Does it matter if and how we worship God?

Ecclesiastes 12:13 says the whole duty of man is to “fear God and keep His commandments.” Many denominational churches today all practice different things in the name of worship and in an attempt to find solace for the divisive practices in their worship services, they claim that it does not matter “provided God is worshipped” and provided “it is the name of Jesus that is being called upon and not the name of the devil.” Other claims include; “it is not the church that will take you to heaven,” etc. How true are these statements?

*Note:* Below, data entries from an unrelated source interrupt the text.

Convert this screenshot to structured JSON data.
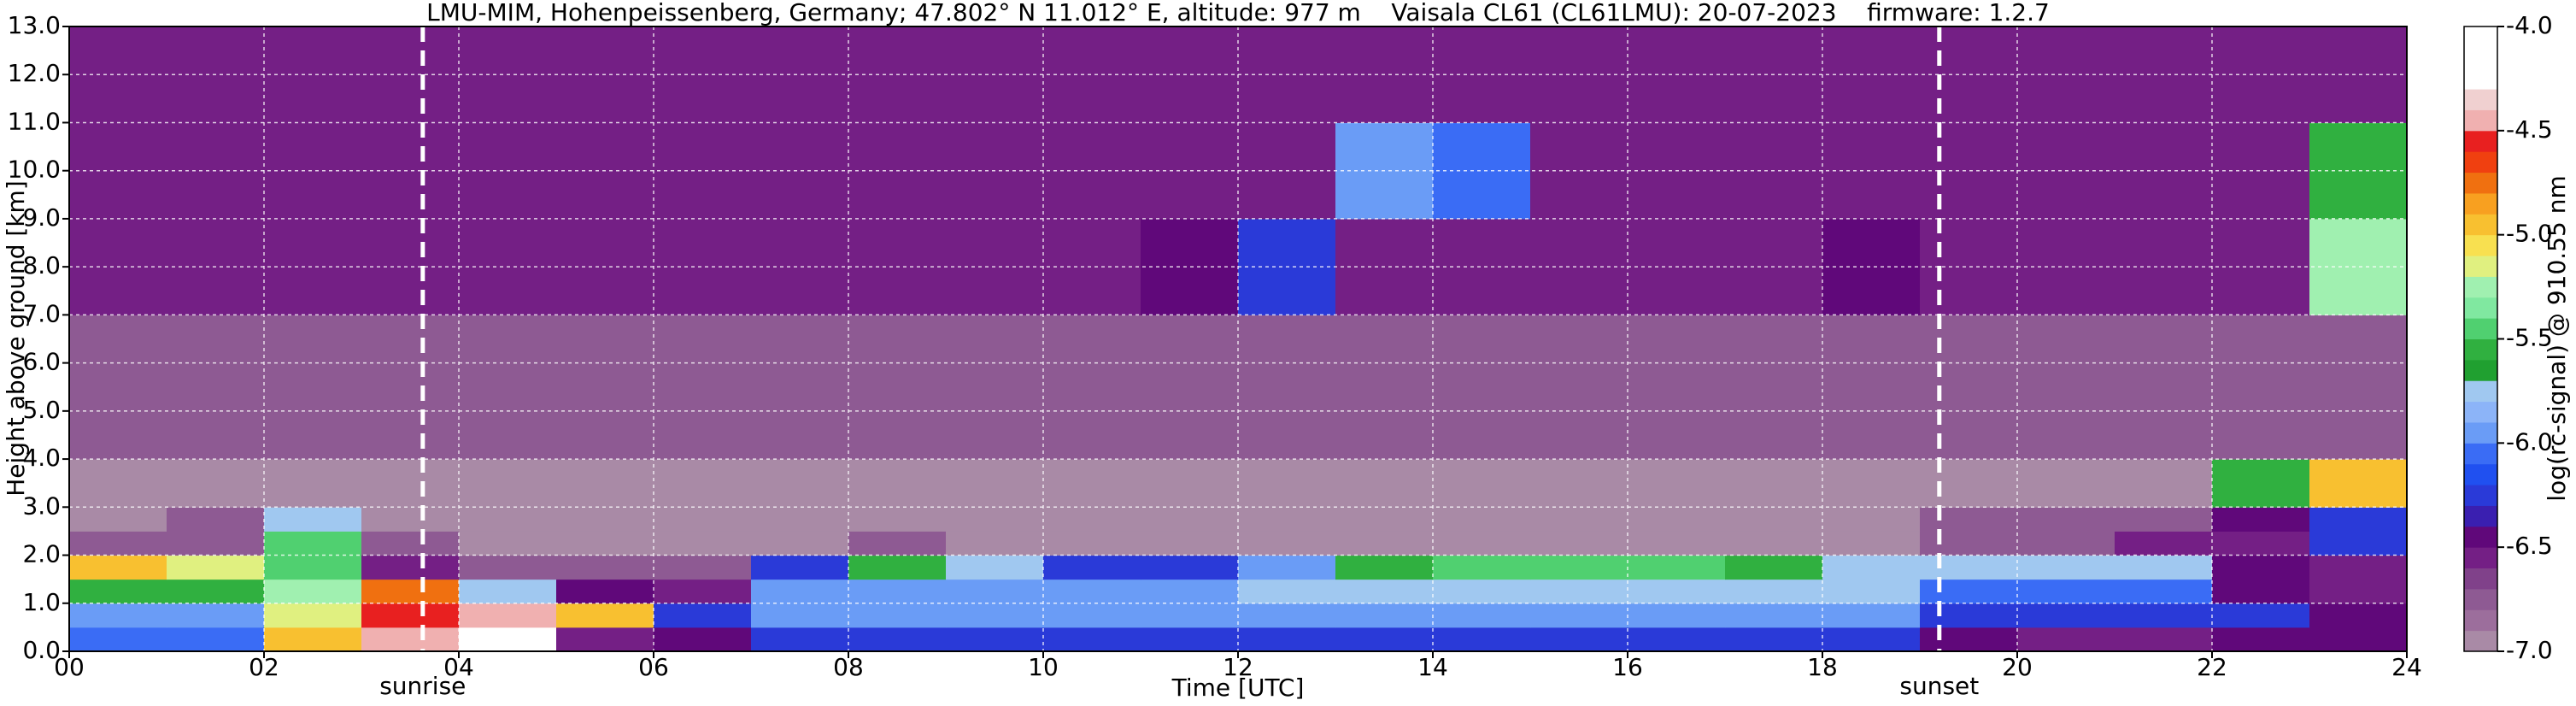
{
  "chart_data": {
    "type": "heatmap",
    "title": "LMU-MIM, Hohenpeissenberg, Germany; 47.802° N 11.012° E, altitude: 977 m    Vaisala CL61 (CL61LMU): 20-07-2023    firmware: 1.2.7",
    "xlabel": "Time [UTC]",
    "ylabel": "Height above ground [km]",
    "colorbar_label": "log(rc-signal) @ 910.55 nm",
    "x_edges": [
      0,
      1,
      2,
      3,
      4,
      5,
      6,
      7,
      8,
      9,
      10,
      11,
      12,
      13,
      14,
      15,
      16,
      17,
      18,
      19,
      20,
      21,
      22,
      23,
      24
    ],
    "y_edges": [
      0,
      0.5,
      1,
      1.5,
      2,
      2.5,
      3,
      4,
      5,
      7,
      9,
      11,
      13
    ],
    "z": [
      [
        -6.1,
        -6.1,
        -5.0,
        -4.5,
        -4.3,
        -6.6,
        -6.4,
        -6.2,
        -6.2,
        -6.2,
        -6.2,
        -6.2,
        -6.3,
        -6.3,
        -6.3,
        -6.3,
        -6.3,
        -6.3,
        -6.3,
        -6.5,
        -6.6,
        -6.6,
        -6.5,
        -6.4
      ],
      [
        -6.0,
        -6.0,
        -5.2,
        -4.6,
        -4.4,
        -5.0,
        -6.2,
        -6.0,
        -6.0,
        -6.0,
        -6.0,
        -6.0,
        -6.0,
        -6.0,
        -6.0,
        -6.0,
        -6.0,
        -6.0,
        -6.0,
        -6.2,
        -6.2,
        -6.2,
        -6.3,
        -6.5
      ],
      [
        -5.6,
        -5.6,
        -5.3,
        -4.8,
        -5.8,
        -6.5,
        -6.6,
        -6.0,
        -5.9,
        -5.9,
        -5.9,
        -5.9,
        -5.8,
        -5.8,
        -5.7,
        -5.7,
        -5.7,
        -5.7,
        -5.8,
        -6.1,
        -6.1,
        -6.1,
        -6.4,
        -6.6
      ],
      [
        -5.0,
        -5.2,
        -5.4,
        -6.6,
        -6.8,
        -6.8,
        -6.7,
        -6.3,
        -5.6,
        -5.8,
        -6.3,
        -6.3,
        -5.9,
        -5.6,
        -5.5,
        -5.5,
        -5.5,
        -5.6,
        -5.8,
        -5.8,
        -5.7,
        -5.7,
        -6.4,
        -6.6
      ],
      [
        -6.8,
        -6.8,
        -5.4,
        -6.8,
        -6.9,
        -6.9,
        -6.9,
        -6.9,
        -6.8,
        -6.9,
        -6.9,
        -6.9,
        -6.9,
        -6.9,
        -6.9,
        -6.9,
        -6.9,
        -6.9,
        -6.9,
        -6.7,
        -6.7,
        -6.6,
        -6.6,
        -6.3
      ],
      [
        -6.9,
        -6.8,
        -5.8,
        -6.9,
        -6.9,
        -6.9,
        -6.9,
        -6.9,
        -6.9,
        -6.9,
        -6.9,
        -6.9,
        -6.9,
        -6.9,
        -6.9,
        -6.9,
        -6.9,
        -6.9,
        -6.9,
        -6.8,
        -6.8,
        -6.7,
        -6.4,
        -6.2
      ],
      [
        -6.9,
        -6.9,
        -6.9,
        -6.9,
        -6.9,
        -6.9,
        -6.9,
        -6.9,
        -6.9,
        -6.9,
        -6.9,
        -6.9,
        -6.9,
        -6.9,
        -6.9,
        -6.9,
        -6.9,
        -6.9,
        -6.9,
        -6.9,
        -6.9,
        -6.9,
        -5.6,
        -5.0
      ],
      [
        -6.8,
        -6.8,
        -6.8,
        -6.8,
        -6.8,
        -6.8,
        -6.8,
        -6.8,
        -6.8,
        -6.8,
        -6.8,
        -6.8,
        -6.8,
        -6.8,
        -6.8,
        -6.8,
        -6.8,
        -6.8,
        -6.8,
        -6.8,
        -6.8,
        -6.8,
        -6.8,
        -6.8
      ],
      [
        -6.7,
        -6.7,
        -6.7,
        -6.7,
        -6.7,
        -6.7,
        -6.7,
        -6.7,
        -6.7,
        -6.7,
        -6.7,
        -6.7,
        -6.7,
        -6.7,
        -6.7,
        -6.7,
        -6.7,
        -6.7,
        -6.7,
        -6.7,
        -6.7,
        -6.7,
        -6.7,
        -6.7
      ],
      [
        -6.6,
        -6.6,
        -6.6,
        -6.6,
        -6.6,
        -6.6,
        -6.6,
        -6.6,
        -6.6,
        -6.6,
        -6.6,
        -6.4,
        -6.3,
        -6.6,
        -6.6,
        -6.6,
        -6.6,
        -6.6,
        -6.4,
        -6.6,
        -6.6,
        -6.6,
        -6.6,
        -5.3
      ],
      [
        -6.6,
        -6.6,
        -6.6,
        -6.6,
        -6.6,
        -6.6,
        -6.6,
        -6.6,
        -6.6,
        -6.6,
        -6.6,
        -6.6,
        -6.6,
        -6.0,
        -6.1,
        -6.6,
        -6.6,
        -6.6,
        -6.6,
        -6.6,
        -6.6,
        -6.6,
        -6.6,
        -5.6
      ],
      [
        -6.6,
        -6.6,
        -6.6,
        -6.6,
        -6.6,
        -6.6,
        -6.6,
        -6.6,
        -6.6,
        -6.6,
        -6.6,
        -6.6,
        -6.6,
        -6.6,
        -6.6,
        -6.6,
        -6.6,
        -6.6,
        -6.6,
        -6.6,
        -6.6,
        -6.6,
        -6.6,
        -6.6
      ]
    ],
    "xlim": [
      0,
      24
    ],
    "ylim": [
      0,
      13
    ],
    "xticks": [
      {
        "value": 0,
        "label": "00"
      },
      {
        "value": 2,
        "label": "02"
      },
      {
        "value": 4,
        "label": "04"
      },
      {
        "value": 6,
        "label": "06"
      },
      {
        "value": 8,
        "label": "08"
      },
      10,
      12,
      14,
      16,
      18,
      20,
      22,
      24
    ],
    "yticks": [
      {
        "value": 0,
        "label": "0.0"
      },
      {
        "value": 1,
        "label": "1.0"
      },
      {
        "value": 2,
        "label": "2.0"
      },
      {
        "value": 3,
        "label": "3.0"
      },
      {
        "value": 4,
        "label": "4.0"
      },
      {
        "value": 5,
        "label": "5.0"
      },
      {
        "value": 6,
        "label": "6.0"
      },
      {
        "value": 7,
        "label": "7.0"
      },
      {
        "value": 8,
        "label": "8.0"
      },
      {
        "value": 9,
        "label": "9.0"
      },
      {
        "value": 10,
        "label": "10.0"
      },
      {
        "value": 11,
        "label": "11.0"
      },
      {
        "value": 12,
        "label": "12.0"
      },
      {
        "value": 13,
        "label": "13.0"
      }
    ],
    "clim": [
      -7,
      -4
    ],
    "cticks": [
      {
        "value": -7,
        "label": "-7.0"
      },
      -6.5,
      {
        "value": -6,
        "label": "-6.0"
      },
      -5.5,
      {
        "value": -5,
        "label": "-5.0"
      },
      -4.5,
      {
        "value": -4,
        "label": "-4.0"
      }
    ],
    "colormap": [
      "#a98aa6",
      "#9c6e9c",
      "#8e5a93",
      "#80418a",
      "#741f85",
      "#60087a",
      "#3a1fb0",
      "#2a3ad8",
      "#2050f0",
      "#3a6cf5",
      "#6a9cf6",
      "#8cb4f8",
      "#a0c8f0",
      "#20a030",
      "#30b040",
      "#50d070",
      "#80e8a0",
      "#a0f0b0",
      "#e0f080",
      "#f8e050",
      "#f8c030",
      "#f8a020",
      "#f07010",
      "#f04010",
      "#e82020",
      "#f0b0b0",
      "#f0d0d0",
      "#ffffff",
      "#ffffff",
      "#ffffff"
    ],
    "grid": true,
    "annotations": [
      {
        "x": 3.63,
        "label": "sunrise"
      },
      {
        "x": 19.2,
        "label": "sunset"
      }
    ]
  }
}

We find that in the New Testament, the early Christians worshipped God in a certain way – they continued steadfastly in the apostles’ doctrine and fellowship in the breaking of bread and in prayers. They were also praising God and having favor with all the people and the Lord added to the church daily those who were being saved (Acts 2:42,47). This continuous practice is a collective action of the people and suggests devotion. All through the New Testament, we find one church (Ephesians 4:4) and one doctrine of Christ (II John 9I Timothy 4:16). The Christians were not told to go away after their conversion to join any group of their choice and continue living a good life; rather, they collectively continue to worship God together as a church. It was this same church that spread to all parts of the world through the preaching of the gospel (Acts 1:8Colossians 1:23)

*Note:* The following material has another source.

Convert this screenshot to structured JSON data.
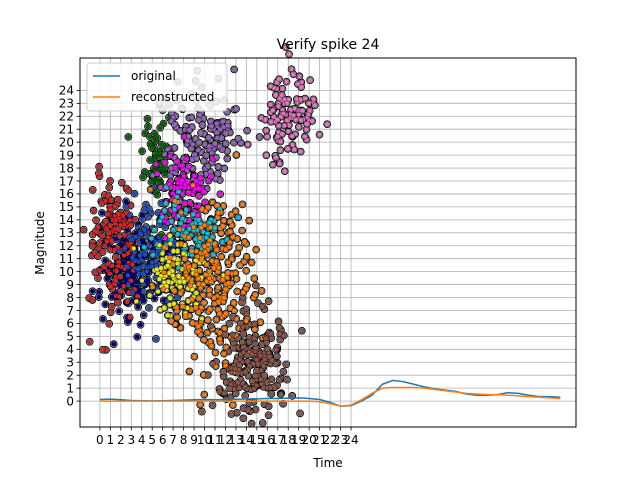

Indeed, it actually matters if and how we worship God. In John 4:23-24, we read; “But the hour is coming, and now is, when the true worshippers will worship the Father in spirit and in truth; for the Father is seeking such to worship Him. God is Spirit and those who worship Him must worship Him in Spirit and in truth.” Two things are worthy of note in this verse;

  1. God wants us to worship Him and
  2. this worship must be in spirit and in truth.

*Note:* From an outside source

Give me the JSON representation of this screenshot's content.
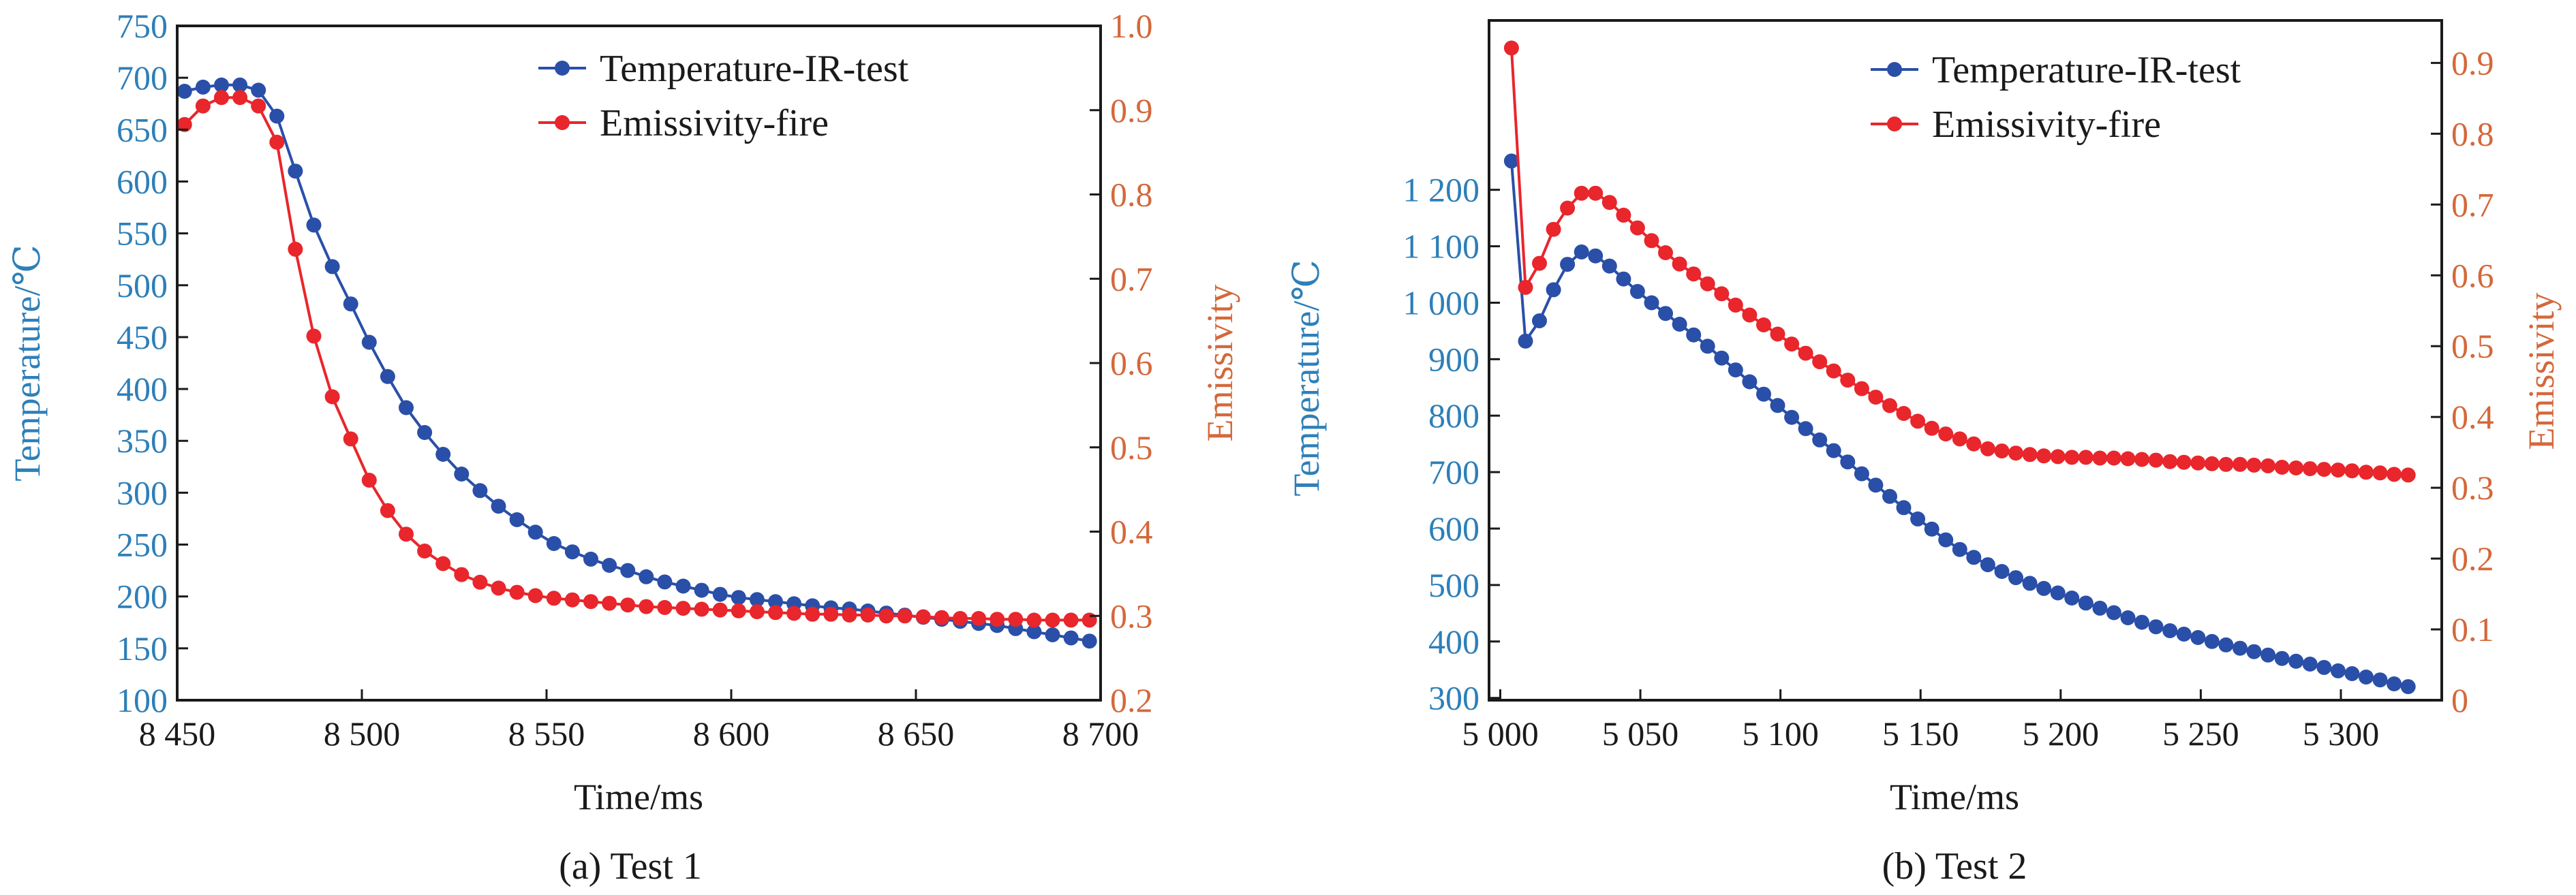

That implies that we must not only be devoted but our worship must be in accordance with His word (John 17:17). What this means is that we do not have the choice or the right to import our own thinking or style of worship. Our worship must be in conformity with what we have read in the New Testament.

In Matthew 7:21, Jesus emphasized that merely calling Him “Lord, Lord” is not enough to take one into the kingdom but one must also be obedient to the will of His Father in heaven. Does God want us to worship Him today? If yes, has He given us a pattern on how to worship Him? Yes, we must abide in the doctrine of Christ (II John 9).

Matthew 15:8-9 reveals certain people whose worship became vain as a result of teaching the commandments of men. “These people draw near to Me with their mouth, And honor Me with their lips, But their heart is far from Me. And in vain they worship Me, Teaching as doctrines the commandments of men.” This indicates that there are certain kinds of doctrines that people teach and practice which will nullify their worship of God and render it unacceptable. In the same vein, I Timothy 4:1-3 lists some unacceptable teachings and refer to them as “doctrines of demons.” We are also informed that some individuals worshipped God ignorantly (Acts 17:23) but only true worshippers are recognized by God and such He seeks.

Dear readers, let us not be mistaken to believe the lie that merely living a good life is enough to guaranty salvation and be pleasing to God. We must also be devoted to God and be obedient to all that God has commanded us as the Great Commission instructs (Matthew 28:20). The church is like the ark of Noah in the Old Testament and only those who have been added into it, and remain faithful till the end will be saved. Christianity is a religion; a pure and undefiled religion for that matter (James 1:27).